To date, only one genetic fault has been associated with lacunar strokes. However, after over a decade of research, Professor Hugh Markus and his team at the University of Cambridge working with researchers from around the world now believe their genetic breakthrough holds the key to finding much-needed treatments for lacunar stroke and vascular dementia.
Researchers scanned and compared the genetic code of 7,338 patients who had a lacunar stroke with 254,798 people who had not. Participants were recruited from across Europe, United States, South America, and Australia after they attended hospital and had an MRI or CT brain scan.
They discovered that many of the 12 genetic regions linked to lacunar strokes were involved in maintaining the neurovascular unit - the part of the brain that separates the blood vessels from the brain and ensures that nerves function normally. These genetic changes are thought to make the small blood vessels 'leakier', causing toxic substances to enter the brain, and meaning that messages traveling around the brain slow down or don't arrive at all.
The team now plan to test whether new treatments can correct these abnormalities on brain cells in the lab. They hope to begin human clinical trials in the next ten years.
The study also highlighted that high blood pressure, type 2 diabetes, and a history of smoking are causally associated with an increased risk of lacunar stroke, identifying things that we can immediately tackle.
Professor Hugh Markus, BHF-funded researcher, leader of the study and neurologist at the University of Cambridge, said:
"These small and often silent lacunar strokes have gone under the radar for a long time, and so we haven't been able treat patients as well as we'd like to. Although small, their consequences for patients can be enormous. They cause a quarter of all strokes and they are the type of stroke which is most likely to lead to vascular dementia.
"We now plan to use this new genetic blueprint as a springboard to develop much-needed treatments to prevent lacunar strokes from occurring in the first place and to help stave off dementia."
Dr. Matthew Traylor, first author of the study at Queen Mary University of London, said:
"Genetics offers one of the few ways we can discover completely new insights into what causes a disease such as lacunar stroke. It is only by better understanding of what causes the disease that we will be able to develop better treatments."

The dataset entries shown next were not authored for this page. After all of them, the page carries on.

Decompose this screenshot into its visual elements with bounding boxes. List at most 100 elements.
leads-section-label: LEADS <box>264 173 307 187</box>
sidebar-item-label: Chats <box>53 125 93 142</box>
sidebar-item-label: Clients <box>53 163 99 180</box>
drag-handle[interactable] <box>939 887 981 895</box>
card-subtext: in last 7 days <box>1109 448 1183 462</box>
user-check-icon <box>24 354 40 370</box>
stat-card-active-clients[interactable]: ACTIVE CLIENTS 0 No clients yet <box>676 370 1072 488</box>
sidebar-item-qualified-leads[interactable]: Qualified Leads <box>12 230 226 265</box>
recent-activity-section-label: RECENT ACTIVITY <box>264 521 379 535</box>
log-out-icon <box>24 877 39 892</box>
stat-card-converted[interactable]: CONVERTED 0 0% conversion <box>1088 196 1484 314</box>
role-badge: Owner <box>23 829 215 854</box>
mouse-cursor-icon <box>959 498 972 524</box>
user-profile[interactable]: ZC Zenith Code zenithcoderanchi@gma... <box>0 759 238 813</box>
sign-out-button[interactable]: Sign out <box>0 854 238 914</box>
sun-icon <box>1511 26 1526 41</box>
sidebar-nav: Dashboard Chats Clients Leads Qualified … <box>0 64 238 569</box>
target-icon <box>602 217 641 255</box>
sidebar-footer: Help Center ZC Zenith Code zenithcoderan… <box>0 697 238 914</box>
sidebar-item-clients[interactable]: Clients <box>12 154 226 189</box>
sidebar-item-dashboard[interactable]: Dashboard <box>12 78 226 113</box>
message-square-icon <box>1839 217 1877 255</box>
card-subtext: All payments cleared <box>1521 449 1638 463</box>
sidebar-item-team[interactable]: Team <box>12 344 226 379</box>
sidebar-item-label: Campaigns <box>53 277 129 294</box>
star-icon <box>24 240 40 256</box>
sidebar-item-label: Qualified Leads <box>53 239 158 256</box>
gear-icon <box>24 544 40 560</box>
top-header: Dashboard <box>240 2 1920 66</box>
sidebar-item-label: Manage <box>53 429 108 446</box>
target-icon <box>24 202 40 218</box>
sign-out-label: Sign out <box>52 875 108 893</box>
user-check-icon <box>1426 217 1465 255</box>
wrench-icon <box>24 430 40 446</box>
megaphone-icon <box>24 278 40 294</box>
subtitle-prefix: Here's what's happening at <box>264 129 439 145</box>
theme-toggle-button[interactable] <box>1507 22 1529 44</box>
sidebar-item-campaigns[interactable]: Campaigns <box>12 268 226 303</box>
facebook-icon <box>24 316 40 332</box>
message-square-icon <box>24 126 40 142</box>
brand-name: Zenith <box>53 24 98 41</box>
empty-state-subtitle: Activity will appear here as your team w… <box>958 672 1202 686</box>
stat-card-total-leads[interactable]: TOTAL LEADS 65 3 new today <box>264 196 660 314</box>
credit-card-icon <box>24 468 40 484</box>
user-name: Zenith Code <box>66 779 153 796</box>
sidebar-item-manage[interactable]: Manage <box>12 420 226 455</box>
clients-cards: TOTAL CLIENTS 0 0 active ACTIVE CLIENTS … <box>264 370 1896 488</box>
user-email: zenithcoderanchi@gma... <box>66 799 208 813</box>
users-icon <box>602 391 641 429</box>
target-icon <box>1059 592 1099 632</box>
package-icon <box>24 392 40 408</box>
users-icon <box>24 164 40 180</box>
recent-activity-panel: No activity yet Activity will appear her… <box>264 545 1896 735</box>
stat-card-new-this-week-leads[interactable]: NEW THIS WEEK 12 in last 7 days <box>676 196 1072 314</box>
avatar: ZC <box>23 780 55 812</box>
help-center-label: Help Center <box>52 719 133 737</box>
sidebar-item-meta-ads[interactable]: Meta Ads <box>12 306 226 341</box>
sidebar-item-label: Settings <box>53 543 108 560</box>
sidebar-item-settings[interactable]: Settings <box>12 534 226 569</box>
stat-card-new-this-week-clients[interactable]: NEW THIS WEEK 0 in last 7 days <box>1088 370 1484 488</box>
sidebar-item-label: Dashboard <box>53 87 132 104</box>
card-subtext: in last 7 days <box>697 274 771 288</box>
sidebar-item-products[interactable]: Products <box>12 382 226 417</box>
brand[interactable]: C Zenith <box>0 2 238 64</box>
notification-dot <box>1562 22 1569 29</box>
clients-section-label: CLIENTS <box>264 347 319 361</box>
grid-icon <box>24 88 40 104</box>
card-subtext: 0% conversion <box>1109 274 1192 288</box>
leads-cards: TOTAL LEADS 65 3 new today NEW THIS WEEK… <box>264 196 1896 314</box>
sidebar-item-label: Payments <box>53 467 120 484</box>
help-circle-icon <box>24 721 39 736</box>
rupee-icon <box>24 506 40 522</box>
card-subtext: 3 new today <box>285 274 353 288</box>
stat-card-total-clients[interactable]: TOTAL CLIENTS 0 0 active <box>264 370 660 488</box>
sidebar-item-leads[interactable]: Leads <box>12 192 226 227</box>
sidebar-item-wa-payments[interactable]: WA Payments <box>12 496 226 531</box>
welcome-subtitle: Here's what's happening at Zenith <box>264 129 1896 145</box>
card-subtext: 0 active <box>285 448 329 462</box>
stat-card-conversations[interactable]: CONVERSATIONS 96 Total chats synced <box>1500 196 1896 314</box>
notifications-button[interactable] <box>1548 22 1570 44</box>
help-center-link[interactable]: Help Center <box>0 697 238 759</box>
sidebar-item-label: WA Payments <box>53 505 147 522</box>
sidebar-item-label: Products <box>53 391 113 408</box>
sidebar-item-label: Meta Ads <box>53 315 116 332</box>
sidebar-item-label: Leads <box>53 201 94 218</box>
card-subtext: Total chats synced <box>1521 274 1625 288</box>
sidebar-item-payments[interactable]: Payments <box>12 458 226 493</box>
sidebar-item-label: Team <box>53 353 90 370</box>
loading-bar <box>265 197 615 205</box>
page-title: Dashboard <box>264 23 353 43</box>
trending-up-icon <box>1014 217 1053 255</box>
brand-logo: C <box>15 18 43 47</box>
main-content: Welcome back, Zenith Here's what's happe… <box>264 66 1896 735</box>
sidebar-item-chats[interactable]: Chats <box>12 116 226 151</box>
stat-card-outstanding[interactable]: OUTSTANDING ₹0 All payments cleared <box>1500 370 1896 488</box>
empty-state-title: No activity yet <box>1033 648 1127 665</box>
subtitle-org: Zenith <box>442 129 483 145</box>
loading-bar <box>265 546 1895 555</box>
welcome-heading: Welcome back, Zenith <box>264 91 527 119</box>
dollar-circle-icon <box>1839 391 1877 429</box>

Professor Sir Nilesh Samani, Medical Director at the British Heart Foundation and cardiologist, said:
"This is the most extensive genetic search to date which truly gets to grips with what cause lacunar strokes. These findings are a significant leap forward and we now have a much greater understanding of the genetics and biology behind what causes the small blood vessels deep in the brain to become diseased.
"Lacunar strokes affect around 35,000 people in the UK each year. This research provides real hope that we can prevent and treat this devastating type of stroke much better in the future."